The Government is fond of yelling kiddie p-rn every time anyone disagrees with their censorship policies, but there’s always been a problem with that line: that content is already illegal, and the AFP works with international agencies to target that content at its source, and to target Australians who view it. The real problem with the censorship regime (besides the economic burdens it will cause) is the extent to which the Government wishes to control what Australians can view online, and its chilling effects on free speech.
R and X rated p-rnography has already been named by the Government as being included on the list, despite R rated material being readily available in most states in service stations or newsagents. The debate around the rights of adults to view material of this nature, where that material doesn’t involve children, is a debate others can have. But in the context of content being legally available offline, it makes no sense that the internet would be treated differently.
Then there’s our global laughing stock policy towards violent video games. In 2008, consenting adults are unable to purchase in Australia games that do not exeed the categorisation of MA, because we still don’t have a R rating for games. R rated games are illegal in Australia, and by extension, so would any online games that fell into this category.
Games like Postal or Grand Theft Auto may get the headlines, but there is a range of other games and services that will automatically fall into this category. Second Life will be the top of this list. The virtual world contains adult material, some of it unsavoury to the mainstream, and the service has a strict over 18s rule. The problem with Second Life and the internet filter is that you can’t block some content in Second Life, it’s all or nothing.
The effects on broader free speech is where the proposal gets really scary. Australia has some tough rules on what can and cannot be said, some defined under the Racial Discrimination Act, and others under the Crimes Act, and even Defamation laws. The problem in enforcement is the Government deciding on the legality of such material before it has been considered by the courts, which in due process is expected under most existing laws for speech. Laws do not define what you say before you say it, but can prosecute you after the matter.
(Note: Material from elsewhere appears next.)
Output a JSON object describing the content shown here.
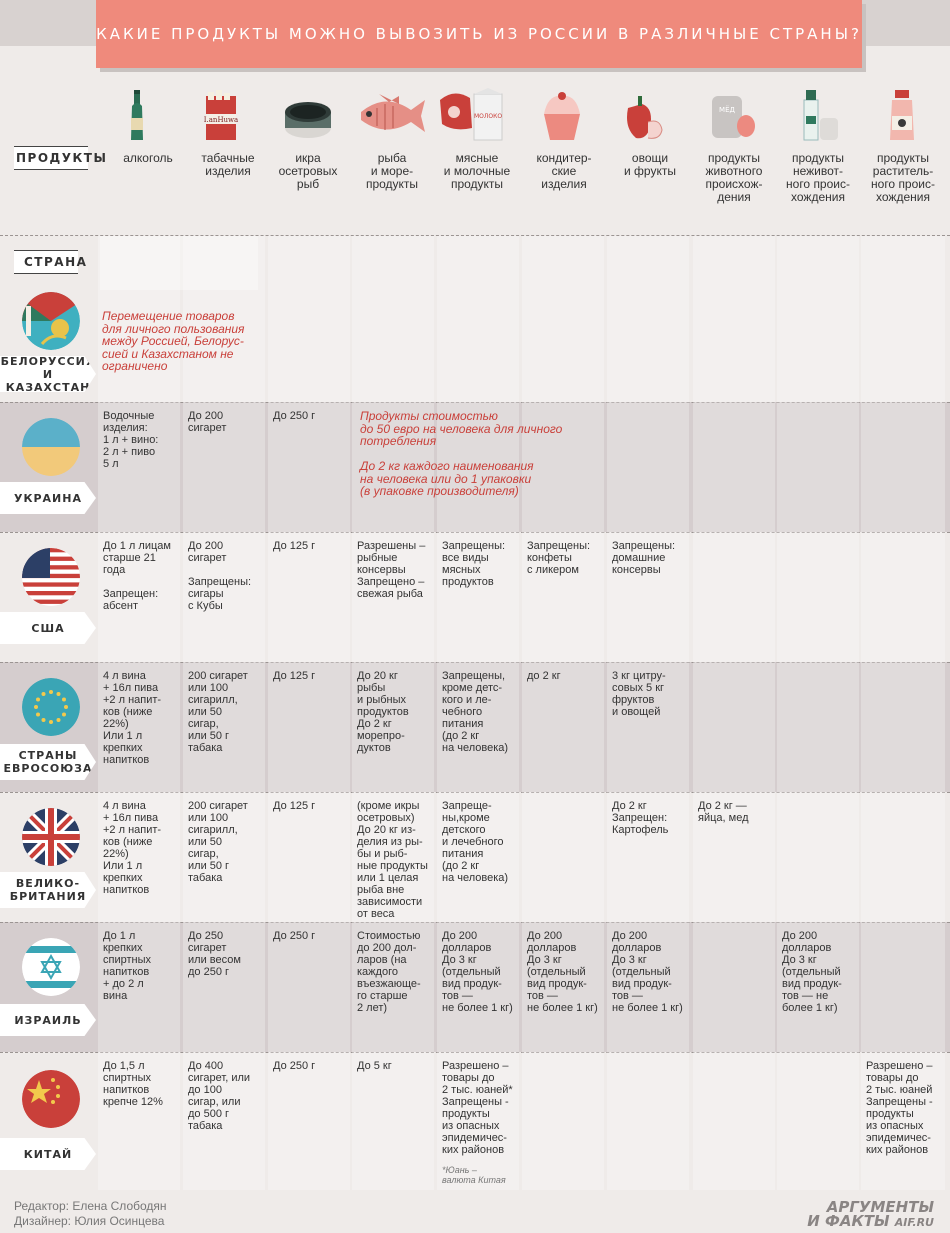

Could a site be added to the filter due to an offensive or illegal comment left by a reader for example? What if the site was an open forum, and somebody made an offensive entry? The ability to filter out “illegal” content on a page by page basis would be beyond onerous, so we would presume a full site would be banned under the scheme. Site owners could wake up one morning to find themselves completely blocked within Australia, and in the case of Australian online businesses, that could be a fatal move.
Imagine owning a physical shop, to go to work one morning to discover the Government has closed down your business because someone spray painted “illegal” words on your door overnight. No one would stand for this, but this is exactly what the Government is saying it will do to Australian businesses online under this proposal.
The idea of a “clean feed” for children isn’t a bad idea, and strangely enough, a number of large Australian ISPs already offer this service. But for the State to dictate what adults can and cannot view online in such depth can only be compared to China, because it’s a regressive step that goes against the very foundations of free speech in Western democracies.